Op kinderogen moeten we heel zuinig zijn. Het visuele systeem ontwikkelt zich in de eerste ­levensjaren. Verstoringen kunnen leiden tot blijvende schade op latere leeftijd. Hoe voorkomen we dat kinderen slechtziend of zelfs blind worden? Het antwoord luidt: samen.

Veel oogaandoeningen bij kinderen staan niet op zichzelf. Ze zijn vaak een gevolg van andere problemen, zoals het downsyndroom, erfelijke afwijkingen, jeugdreuma, diabetes of een hersenafwijking. Er wordt dan ook nauw samengewerkt met onder andere kinderartsen, kinderneurologen en klinisch genetici.

Dat samenwerken vele voordelen kent, weten ook Floor Tukkers-van Aalst, (kinder)oogarts in het Elisabeth Tweesteden Ziekenhuis Tilburg, en Nicoline Schalij-Delfos, hoogleraar kinderoogheelkunde in het Leids Universitair Medisch Centrum. Zij leerden elkaar kennen in de jaren negentig in Utrecht, waar Schalij-Delfos stafarts was en Tukkers-van Aalst aios.

Beiden volgden het traject opleiding orthoptie-geneeskunde-oogheelkunde om zich uiteindelijk te specialiseren in de kinderoogheelkunde (zie kader 1). Tukkers-van Aalst ging vervolgens naar Tilburg en zette daar de kinderoogheelkunde op met Schalij-Delfos als back-up. Een belangrijk uitgangspunt was een zeer nauwe samenwerking tussen oogarts en orthoptist (zie kader 2).

Tukkers-van Aalst: ‘Vier keer per week hebben we een speciaal kinderspreekuur. Kinderen die voor het eerst zijn doorverwezen naar de oogarts, worden uitgebreid onderzocht door de orthoptist en daarna ook door de oogarts. Vaak gaat het om kinderen met een lui oog of die een bril nodig hebben. Zij worden verder behandeld door de orthoptist.’

1. Samen sterk in kinderoogheelkunde

Kinderoogheelkunde is een bijzonder en zeer gevarieerd vak en omvat inhoudelijk vrijwel de gehele oogheelkunde, met het accent op aandoeningen die aangeboren zijn of op jonge leeftijd voorkomen.

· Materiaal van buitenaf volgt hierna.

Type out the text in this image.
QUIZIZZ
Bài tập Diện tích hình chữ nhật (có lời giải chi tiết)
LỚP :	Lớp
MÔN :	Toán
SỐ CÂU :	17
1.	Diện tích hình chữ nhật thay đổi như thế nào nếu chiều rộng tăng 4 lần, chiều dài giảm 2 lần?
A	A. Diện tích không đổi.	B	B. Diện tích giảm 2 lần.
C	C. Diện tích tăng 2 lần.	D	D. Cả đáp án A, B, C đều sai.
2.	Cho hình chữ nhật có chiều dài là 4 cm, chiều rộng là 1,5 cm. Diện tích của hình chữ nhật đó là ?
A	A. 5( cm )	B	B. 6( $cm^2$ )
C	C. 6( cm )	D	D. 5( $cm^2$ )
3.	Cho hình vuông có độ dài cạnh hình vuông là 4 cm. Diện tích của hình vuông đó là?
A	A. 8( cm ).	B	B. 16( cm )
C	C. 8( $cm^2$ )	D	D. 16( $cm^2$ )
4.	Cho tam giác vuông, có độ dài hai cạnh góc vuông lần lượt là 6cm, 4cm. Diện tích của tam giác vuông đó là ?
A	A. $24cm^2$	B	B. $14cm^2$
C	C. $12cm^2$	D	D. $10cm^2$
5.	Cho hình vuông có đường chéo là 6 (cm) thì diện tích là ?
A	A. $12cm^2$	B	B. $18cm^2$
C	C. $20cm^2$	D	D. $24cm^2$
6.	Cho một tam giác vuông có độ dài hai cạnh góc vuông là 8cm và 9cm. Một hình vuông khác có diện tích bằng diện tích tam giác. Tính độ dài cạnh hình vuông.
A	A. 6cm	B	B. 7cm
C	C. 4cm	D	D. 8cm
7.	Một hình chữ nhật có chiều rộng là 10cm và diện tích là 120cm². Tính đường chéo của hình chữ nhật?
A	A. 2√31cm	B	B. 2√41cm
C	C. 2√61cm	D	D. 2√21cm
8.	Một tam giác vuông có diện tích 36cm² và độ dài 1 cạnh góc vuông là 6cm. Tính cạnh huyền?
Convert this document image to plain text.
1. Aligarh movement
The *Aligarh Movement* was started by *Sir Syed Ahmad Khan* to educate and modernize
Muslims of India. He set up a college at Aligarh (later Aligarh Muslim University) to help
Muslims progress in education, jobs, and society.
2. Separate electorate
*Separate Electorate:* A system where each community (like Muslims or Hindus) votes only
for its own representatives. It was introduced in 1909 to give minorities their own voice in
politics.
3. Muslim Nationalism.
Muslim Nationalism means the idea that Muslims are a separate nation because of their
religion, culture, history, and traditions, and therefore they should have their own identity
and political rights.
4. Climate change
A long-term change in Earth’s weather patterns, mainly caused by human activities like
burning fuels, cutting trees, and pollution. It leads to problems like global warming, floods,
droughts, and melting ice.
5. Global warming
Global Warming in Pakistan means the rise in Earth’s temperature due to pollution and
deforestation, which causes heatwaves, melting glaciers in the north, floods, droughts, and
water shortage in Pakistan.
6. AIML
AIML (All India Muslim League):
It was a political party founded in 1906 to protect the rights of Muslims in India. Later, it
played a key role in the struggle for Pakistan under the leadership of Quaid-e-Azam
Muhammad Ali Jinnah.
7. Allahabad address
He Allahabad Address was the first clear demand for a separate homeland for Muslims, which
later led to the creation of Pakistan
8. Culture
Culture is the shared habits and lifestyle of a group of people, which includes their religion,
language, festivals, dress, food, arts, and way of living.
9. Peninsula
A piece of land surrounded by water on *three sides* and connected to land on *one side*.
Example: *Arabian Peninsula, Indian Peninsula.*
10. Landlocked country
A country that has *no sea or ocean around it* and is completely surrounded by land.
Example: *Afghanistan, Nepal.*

Er is bovendien een groot netwerk van specialisten die werkzaam zijn in algemene en academische ziekenhuizen. De werkgroep Kinderoogheelkunde van het Nederlands Oogheelkundig Gezelschap (NOG) komt tweemaal per jaar bijeen en telt 71 leden die kennis delen, beleid maken en casuïstiek bespreken.

Zorg dicht bij huis

Naast veel voorkomende afwijkingen die door de orthoptist worden behandeld, ziet Tukkers-van Aalst ook andere oogafwijkingen, zoals oogontstekingen, strabisme of traanwegproblemen. ‘Deze kan ik gewoon in Tilburg behandelen. Cataract is natuurlijk een veelvoorkomend oogprobleem bij oudere patiënten; bij kinderen zien we dit een à twee keer per jaar.’

Cataract kan aangeboren zijn of op jonge leeftijd ontstaan. Ook bij kinderen is regelmatig een staaroperatie nodig. ‘Omdat hiervoor in Tilburg onvoldoende expertise is, verwijs ik ze naar Nicoline ­Schalij-Delfos in het LUMC’, zegt Tukkers-van Aalst. ‘Doordat we elkaar al zo lang kennen en van elkaar weten hoe we werken, kan ik heel snel ­doorverwijzen en volgt ook snel een behandeling (zie kader 3).’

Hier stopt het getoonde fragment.